There are actually three parts to the Boondock Statement. The first is 'I know only two things'. I have refined all three to the only conviction I have is that 'you can't know'. Rich challenges this in our ongoing discussion about faith. What about Rape/ Poverty/ Paedophilia as unacceptable things? What about Love and Listening as good things? Aren't these convictions? I do think you can build a set of guidance for living more meaningful lives. I am a big believer in rule of law. I think there are things we are almost 100% sure about. I do believe that you can be wrong. Many of the reasons for things being right or wrong are deeply wired into us. Jonathan Haidt explores how this can lead to conflict in 'Righteous Minds: Why good people are divided by religion and politics'.

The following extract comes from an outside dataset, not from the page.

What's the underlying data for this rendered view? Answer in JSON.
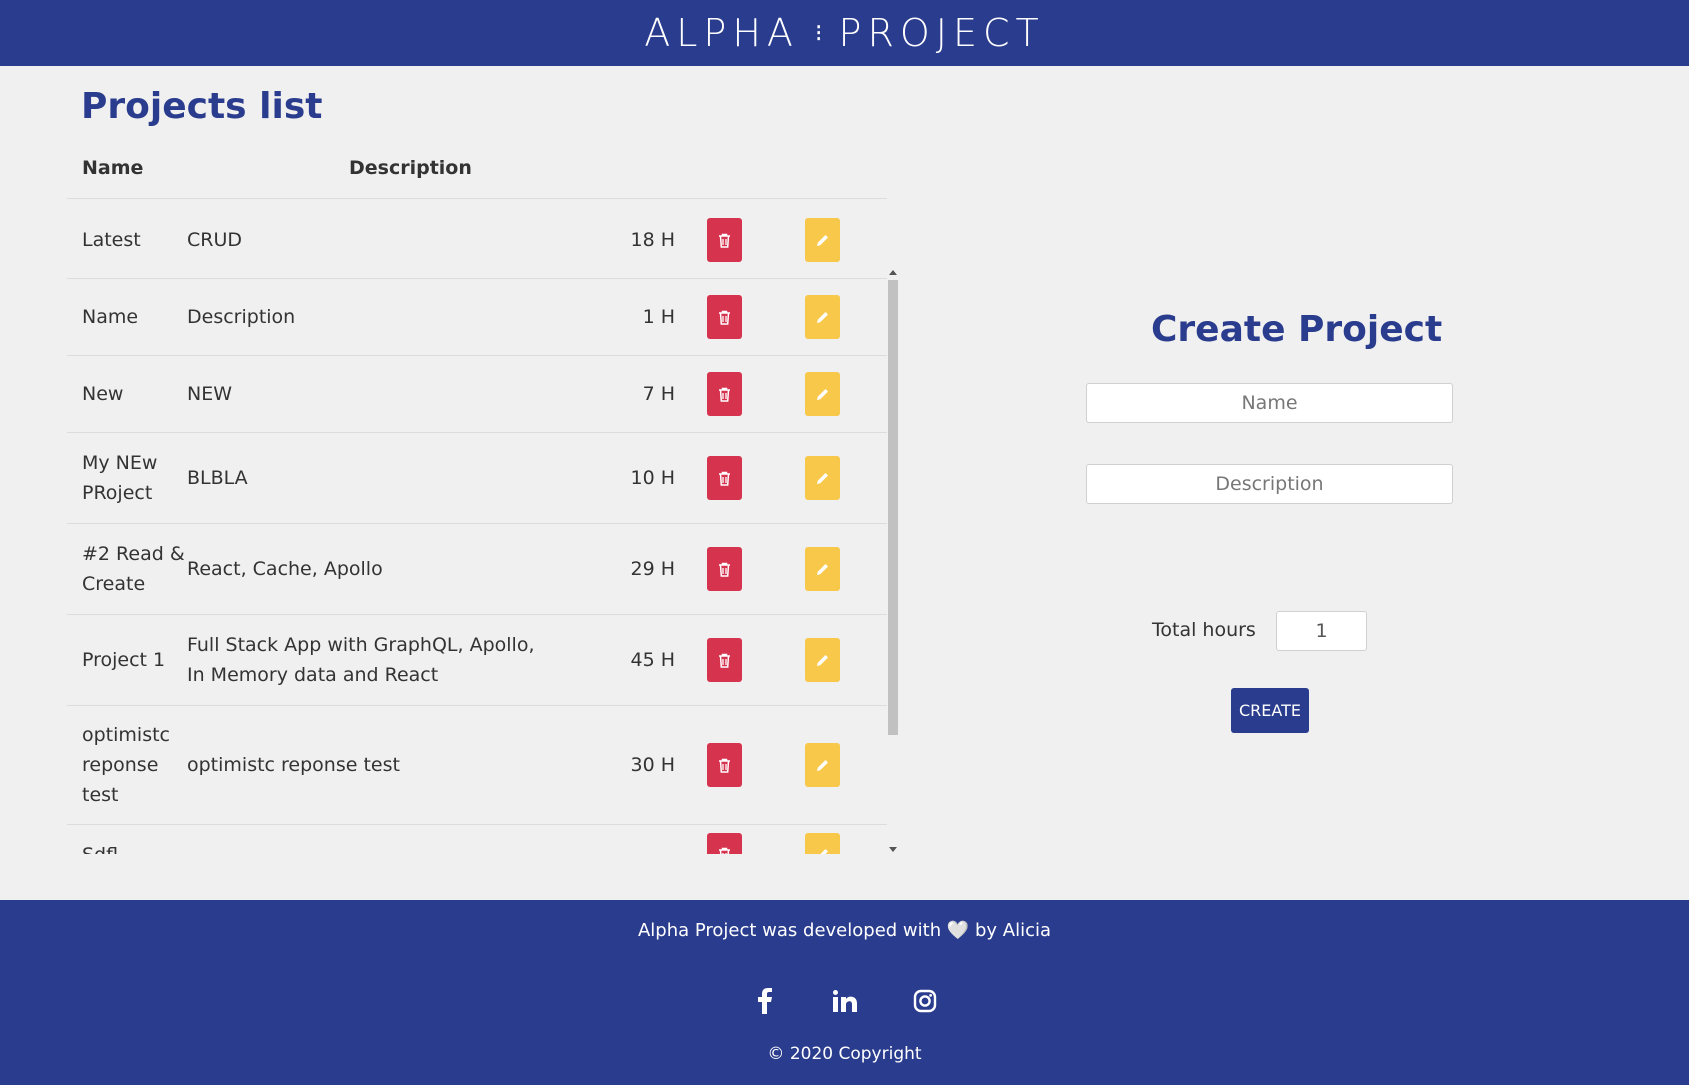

There is an idea that 'letting go of God' would result in a lawless world. A state where everyone does their own thing. Truths that matter transcend the ways we try get to them. Stoics in Greece and Rome and the Buddha in the East come to the same conclusions. Christian monks study Muslim philosophy. Beautiful analogies come out of the Bhagavad Gita. Scientists chip away at the workings of nature and physics which releases its own magic as full understanding lies beyond the boundaries of our human abilities.
Not knowing is a firmer foundation than believing falsely that you do.